作为另一种示例，基于文本分类模型从纯文本病历中获取缺失的字段内容。基于卷积神经网络训练文本分类模型，并将预设的部分字段中的每个句子进行预测，确定各句子对应的字段名，从而判断各句子是否可以填入缺失字段。As another example, a text classification model is used to obtain missing field content from plain text medical records. The text classification model is trained based on the convolutional neural network, and each sentence in the preset partial fields is predicted to determine the field name corresponding to each sentence, so as to judge whether each sentence can fill in the missing field.

在本发明的一个实施例中，若病历为半结构化的不规范病历，即病历包括字段名-字段内容形式的结构，但存在字段名记录不准确的情况，可以基于关键字匹配和/或语义相似度模型将字段名映射为标准的字段名。进而，对病历文本进行缺失字段填补，以获取规范的电子病历，便于后续进一步处理，提高准确性。In one embodiment of the present invention, if the medical record is a semi-structured non-standard medical record, that is, the medical record includes a structure in the form of field name-field content, but there is an inaccurate field name record, it can be based on keyword matching and/or The semantic similarity model maps field names to standard field names. Furthermore, the missing fields are filled in the medical record text to obtain a standardized electronic medical record, which is convenient for further processing and improves accuracy.

本发明实施例的电子病历的处理方法，通过对病历文本进行内容切分分类以及缺失字段填补，实现电子病历规范化，使不同版本HIS的病历可以被更有效的统一利用。并且可以补充病历中缺失的重要字段，帮助医院构建更规范的电子病历存档。The electronic medical record processing method of the embodiment of the present invention realizes the standardization of electronic medical records by performing content segmentation and classification on medical record texts and filling in missing fields, so that medical records of different versions of HIS can be more effectively and uniformly utilized. And it can supplement important fields missing in medical records, helping hospitals build more standardized electronic medical records.

基于上述实施例，进一步地，还可以定制化的抽取病历中的重要信息。Based on the above embodiments, further, it is also possible to extract important information from medical records in a customized manner.

图3为本发明实施例所提供的另一种电子病历的处理方法的流程示意图，如图3所示，该方法包括：Fig. 3 is a schematic flow chart of another electronic medical record processing method provided by an embodiment of the present invention. As shown in Fig. 3, the method includes:

步骤301，对病历文本进行分句，并根据预设规则从病历文本中确定候选句。Step 301, divide the medical record text into sentences, and determine candidate sentences from the medical record text according to preset rules.

本实施例中，可以预先定义待抽取的数据，其中，待抽取的数据可以根据需要进行设置，包括但不限于不同的病种、单据类型或定制者的需求等。In this embodiment, the data to be extracted can be defined in advance, wherein the data to be extracted can be set according to needs, including but not limited to different types of diseases, types of documents, or requirements of the customizer.

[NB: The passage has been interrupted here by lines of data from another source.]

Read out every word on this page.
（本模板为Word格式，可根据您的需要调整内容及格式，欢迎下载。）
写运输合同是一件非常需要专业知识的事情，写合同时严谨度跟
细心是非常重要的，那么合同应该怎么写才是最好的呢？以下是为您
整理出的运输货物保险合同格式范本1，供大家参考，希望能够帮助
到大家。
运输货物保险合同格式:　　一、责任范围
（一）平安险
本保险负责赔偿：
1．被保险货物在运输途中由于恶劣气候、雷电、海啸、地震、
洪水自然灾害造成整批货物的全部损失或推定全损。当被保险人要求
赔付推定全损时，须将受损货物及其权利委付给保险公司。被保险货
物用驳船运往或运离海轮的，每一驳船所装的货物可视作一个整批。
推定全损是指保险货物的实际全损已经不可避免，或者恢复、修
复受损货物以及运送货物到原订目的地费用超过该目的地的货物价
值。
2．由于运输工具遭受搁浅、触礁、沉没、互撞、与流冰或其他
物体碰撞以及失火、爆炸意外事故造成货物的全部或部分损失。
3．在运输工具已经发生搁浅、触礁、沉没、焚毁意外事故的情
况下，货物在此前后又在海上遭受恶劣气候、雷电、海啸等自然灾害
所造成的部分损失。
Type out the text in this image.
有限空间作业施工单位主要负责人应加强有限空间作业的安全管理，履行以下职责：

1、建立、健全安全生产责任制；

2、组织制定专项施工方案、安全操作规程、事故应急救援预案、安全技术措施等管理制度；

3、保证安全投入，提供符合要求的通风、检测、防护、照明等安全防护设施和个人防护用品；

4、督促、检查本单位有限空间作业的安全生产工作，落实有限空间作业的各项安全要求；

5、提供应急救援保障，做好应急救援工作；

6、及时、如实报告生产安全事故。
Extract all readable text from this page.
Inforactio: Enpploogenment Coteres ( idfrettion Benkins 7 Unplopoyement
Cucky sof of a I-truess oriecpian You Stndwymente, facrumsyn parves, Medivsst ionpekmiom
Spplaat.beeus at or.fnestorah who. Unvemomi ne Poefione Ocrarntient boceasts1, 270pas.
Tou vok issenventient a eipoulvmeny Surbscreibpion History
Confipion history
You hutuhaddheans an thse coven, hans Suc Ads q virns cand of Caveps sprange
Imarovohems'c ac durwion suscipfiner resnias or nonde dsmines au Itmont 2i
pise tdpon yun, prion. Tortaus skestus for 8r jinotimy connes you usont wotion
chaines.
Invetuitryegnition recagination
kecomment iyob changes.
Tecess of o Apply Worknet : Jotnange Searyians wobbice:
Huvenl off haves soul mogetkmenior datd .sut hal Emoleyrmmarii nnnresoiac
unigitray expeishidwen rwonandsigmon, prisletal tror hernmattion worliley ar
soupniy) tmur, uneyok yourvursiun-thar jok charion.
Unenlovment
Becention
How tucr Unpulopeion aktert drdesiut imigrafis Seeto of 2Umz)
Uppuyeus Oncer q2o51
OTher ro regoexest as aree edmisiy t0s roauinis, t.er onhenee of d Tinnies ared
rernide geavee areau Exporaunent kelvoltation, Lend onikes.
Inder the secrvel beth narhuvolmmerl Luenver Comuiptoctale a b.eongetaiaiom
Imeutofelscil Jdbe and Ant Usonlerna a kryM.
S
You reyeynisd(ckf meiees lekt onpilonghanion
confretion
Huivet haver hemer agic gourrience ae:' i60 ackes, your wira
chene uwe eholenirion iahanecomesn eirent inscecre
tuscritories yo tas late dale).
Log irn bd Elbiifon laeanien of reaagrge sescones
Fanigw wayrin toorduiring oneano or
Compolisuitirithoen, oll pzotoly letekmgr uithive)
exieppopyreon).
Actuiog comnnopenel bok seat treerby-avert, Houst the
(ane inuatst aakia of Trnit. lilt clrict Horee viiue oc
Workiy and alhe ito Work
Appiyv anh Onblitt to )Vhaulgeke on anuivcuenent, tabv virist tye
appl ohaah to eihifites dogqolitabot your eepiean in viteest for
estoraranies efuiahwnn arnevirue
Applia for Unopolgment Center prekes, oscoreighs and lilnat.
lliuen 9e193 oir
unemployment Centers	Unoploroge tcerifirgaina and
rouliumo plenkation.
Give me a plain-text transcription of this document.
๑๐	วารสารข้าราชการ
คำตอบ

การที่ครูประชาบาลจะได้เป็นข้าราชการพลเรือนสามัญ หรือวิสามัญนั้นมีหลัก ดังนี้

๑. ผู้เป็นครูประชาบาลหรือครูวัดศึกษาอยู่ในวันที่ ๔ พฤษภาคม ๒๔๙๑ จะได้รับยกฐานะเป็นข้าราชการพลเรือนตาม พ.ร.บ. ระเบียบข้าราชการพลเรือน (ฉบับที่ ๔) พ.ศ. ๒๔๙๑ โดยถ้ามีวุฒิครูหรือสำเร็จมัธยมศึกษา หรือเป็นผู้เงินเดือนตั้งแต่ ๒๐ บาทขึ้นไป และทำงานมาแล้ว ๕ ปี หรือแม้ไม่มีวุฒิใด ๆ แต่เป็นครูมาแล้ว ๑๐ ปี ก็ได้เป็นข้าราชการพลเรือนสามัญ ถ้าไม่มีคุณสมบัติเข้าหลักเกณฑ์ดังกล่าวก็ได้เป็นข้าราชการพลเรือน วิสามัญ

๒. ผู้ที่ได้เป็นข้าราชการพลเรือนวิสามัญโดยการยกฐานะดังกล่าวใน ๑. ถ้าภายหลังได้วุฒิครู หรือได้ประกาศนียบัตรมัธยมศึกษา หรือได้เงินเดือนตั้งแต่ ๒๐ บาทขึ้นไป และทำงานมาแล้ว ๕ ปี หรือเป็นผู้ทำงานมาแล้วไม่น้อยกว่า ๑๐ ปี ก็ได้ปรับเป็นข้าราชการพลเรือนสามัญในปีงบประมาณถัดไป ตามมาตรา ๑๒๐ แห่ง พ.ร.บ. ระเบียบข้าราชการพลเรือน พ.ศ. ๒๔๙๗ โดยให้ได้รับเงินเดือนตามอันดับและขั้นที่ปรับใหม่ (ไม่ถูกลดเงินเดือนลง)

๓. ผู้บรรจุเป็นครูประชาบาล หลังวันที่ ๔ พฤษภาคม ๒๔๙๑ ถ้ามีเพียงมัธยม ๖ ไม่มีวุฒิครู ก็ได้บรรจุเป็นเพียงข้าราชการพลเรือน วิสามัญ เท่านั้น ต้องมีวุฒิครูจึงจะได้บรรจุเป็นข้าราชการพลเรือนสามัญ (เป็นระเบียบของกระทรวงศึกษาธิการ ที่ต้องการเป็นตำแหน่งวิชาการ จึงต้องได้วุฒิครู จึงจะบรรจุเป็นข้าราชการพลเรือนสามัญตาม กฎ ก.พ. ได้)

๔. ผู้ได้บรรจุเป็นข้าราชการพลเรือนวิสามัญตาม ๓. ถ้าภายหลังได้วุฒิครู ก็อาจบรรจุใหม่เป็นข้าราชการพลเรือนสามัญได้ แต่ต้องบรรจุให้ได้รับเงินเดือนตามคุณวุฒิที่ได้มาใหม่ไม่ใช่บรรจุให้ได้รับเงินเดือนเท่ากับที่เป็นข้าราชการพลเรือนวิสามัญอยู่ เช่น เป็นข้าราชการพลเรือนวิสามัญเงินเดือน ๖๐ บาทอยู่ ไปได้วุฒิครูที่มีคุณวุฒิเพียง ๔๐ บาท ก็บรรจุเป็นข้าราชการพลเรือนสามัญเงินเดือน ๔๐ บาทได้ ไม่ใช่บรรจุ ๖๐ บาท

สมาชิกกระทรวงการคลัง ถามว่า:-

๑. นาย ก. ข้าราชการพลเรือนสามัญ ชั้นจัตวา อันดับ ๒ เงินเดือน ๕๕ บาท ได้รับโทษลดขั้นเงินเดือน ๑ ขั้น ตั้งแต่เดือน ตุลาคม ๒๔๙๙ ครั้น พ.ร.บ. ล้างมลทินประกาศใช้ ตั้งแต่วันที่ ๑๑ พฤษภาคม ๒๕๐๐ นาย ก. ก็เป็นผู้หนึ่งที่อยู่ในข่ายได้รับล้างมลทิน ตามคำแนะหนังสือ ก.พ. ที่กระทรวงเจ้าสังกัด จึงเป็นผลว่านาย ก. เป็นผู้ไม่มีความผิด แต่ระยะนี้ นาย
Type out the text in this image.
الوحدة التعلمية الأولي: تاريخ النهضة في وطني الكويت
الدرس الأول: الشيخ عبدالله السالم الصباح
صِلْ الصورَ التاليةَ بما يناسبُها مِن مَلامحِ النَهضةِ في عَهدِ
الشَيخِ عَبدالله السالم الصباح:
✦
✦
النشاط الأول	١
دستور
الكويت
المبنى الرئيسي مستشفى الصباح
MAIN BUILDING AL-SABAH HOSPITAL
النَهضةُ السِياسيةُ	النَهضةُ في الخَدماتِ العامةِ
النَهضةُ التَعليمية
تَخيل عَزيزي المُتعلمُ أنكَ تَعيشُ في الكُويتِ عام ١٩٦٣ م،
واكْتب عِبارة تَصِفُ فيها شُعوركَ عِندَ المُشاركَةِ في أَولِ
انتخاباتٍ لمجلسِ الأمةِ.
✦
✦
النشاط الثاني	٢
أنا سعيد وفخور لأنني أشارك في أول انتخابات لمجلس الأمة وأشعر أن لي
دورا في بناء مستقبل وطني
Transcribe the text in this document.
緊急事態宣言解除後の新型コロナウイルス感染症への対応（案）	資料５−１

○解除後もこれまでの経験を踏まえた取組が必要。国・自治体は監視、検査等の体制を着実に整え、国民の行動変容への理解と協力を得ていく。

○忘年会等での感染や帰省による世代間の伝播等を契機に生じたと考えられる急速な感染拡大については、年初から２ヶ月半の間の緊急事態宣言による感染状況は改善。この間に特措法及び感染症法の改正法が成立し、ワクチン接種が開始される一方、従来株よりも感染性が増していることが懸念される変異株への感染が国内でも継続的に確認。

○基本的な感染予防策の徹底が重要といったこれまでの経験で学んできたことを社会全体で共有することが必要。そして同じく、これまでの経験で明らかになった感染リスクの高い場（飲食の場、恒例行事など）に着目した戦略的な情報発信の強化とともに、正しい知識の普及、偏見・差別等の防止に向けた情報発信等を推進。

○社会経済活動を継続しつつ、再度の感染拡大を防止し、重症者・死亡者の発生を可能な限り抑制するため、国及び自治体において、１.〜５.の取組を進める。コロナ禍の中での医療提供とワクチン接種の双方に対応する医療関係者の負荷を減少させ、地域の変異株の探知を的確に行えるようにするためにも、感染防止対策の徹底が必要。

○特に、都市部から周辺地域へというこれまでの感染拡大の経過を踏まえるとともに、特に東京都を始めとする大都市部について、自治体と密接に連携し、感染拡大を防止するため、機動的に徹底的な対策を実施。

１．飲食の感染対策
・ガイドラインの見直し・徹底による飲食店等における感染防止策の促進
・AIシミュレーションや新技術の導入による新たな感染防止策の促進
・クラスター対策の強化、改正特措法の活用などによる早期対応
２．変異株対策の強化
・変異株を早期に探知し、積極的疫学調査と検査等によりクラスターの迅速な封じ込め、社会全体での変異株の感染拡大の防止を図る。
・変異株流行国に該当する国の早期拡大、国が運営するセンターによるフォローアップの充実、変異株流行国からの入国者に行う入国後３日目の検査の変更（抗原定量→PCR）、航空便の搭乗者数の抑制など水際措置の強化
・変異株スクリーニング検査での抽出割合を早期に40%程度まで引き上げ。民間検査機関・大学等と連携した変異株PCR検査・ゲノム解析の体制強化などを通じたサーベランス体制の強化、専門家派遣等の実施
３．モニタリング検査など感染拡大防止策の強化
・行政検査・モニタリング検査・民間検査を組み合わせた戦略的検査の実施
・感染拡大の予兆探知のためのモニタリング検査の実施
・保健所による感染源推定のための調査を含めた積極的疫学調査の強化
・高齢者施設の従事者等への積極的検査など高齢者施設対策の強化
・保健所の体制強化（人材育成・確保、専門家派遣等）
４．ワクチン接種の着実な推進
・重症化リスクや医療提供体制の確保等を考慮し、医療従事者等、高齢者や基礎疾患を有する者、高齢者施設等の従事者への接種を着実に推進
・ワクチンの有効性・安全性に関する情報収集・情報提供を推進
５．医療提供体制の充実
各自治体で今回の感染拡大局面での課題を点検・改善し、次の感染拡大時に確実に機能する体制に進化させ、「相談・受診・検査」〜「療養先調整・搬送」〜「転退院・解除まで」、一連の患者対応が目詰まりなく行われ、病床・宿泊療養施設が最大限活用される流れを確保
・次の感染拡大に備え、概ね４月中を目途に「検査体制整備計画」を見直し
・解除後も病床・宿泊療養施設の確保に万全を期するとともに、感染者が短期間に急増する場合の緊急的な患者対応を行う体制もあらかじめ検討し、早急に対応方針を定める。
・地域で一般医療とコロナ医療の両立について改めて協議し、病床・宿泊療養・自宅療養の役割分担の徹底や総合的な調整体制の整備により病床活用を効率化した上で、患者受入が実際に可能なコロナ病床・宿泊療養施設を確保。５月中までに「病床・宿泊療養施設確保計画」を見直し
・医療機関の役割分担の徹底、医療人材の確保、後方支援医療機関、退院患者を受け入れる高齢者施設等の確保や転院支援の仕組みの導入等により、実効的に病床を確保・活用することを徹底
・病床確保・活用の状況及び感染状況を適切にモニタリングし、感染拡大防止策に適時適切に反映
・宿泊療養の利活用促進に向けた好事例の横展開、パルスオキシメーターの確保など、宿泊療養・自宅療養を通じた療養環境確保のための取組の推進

可选地，可以对病历文本进行预处理，识别出病历文本中的医学实体和属性信息。Optionally, the medical record text can be preprocessed to identify the medical entity and attribute information in the medical record text.

作为一种示例，可以根据待抽取的数据预先设置候选句定位规则，确定候选句的关键词表。进而，对病历文本进行分句，根据设定的候选句定位规则，若在某一句子中匹配到了关键词表中的内容，则确定该句为候选句。As an example, candidate sentence locating rules may be preset according to the data to be extracted to determine the keyword list of candidate sentences. Furthermore, the medical record text is divided into sentences, and according to the set candidate sentence positioning rules, if a certain sentence matches the content in the keyword list, then the sentence is determined to be a candidate sentence.

步骤302，从候选句中提取与预设的输出名称对应的输出内容，根据输出名称和输出内容生成定制的结构化信息。Step 302, extract the output content corresponding to the preset output name from the candidate sentence, and generate customized structured information according to the output name and output content.

本实施例中，待抽取的数据可以为输出名称-输出内容的形式。In this embodiment, the data to be extracted may be in the form of output name-output content.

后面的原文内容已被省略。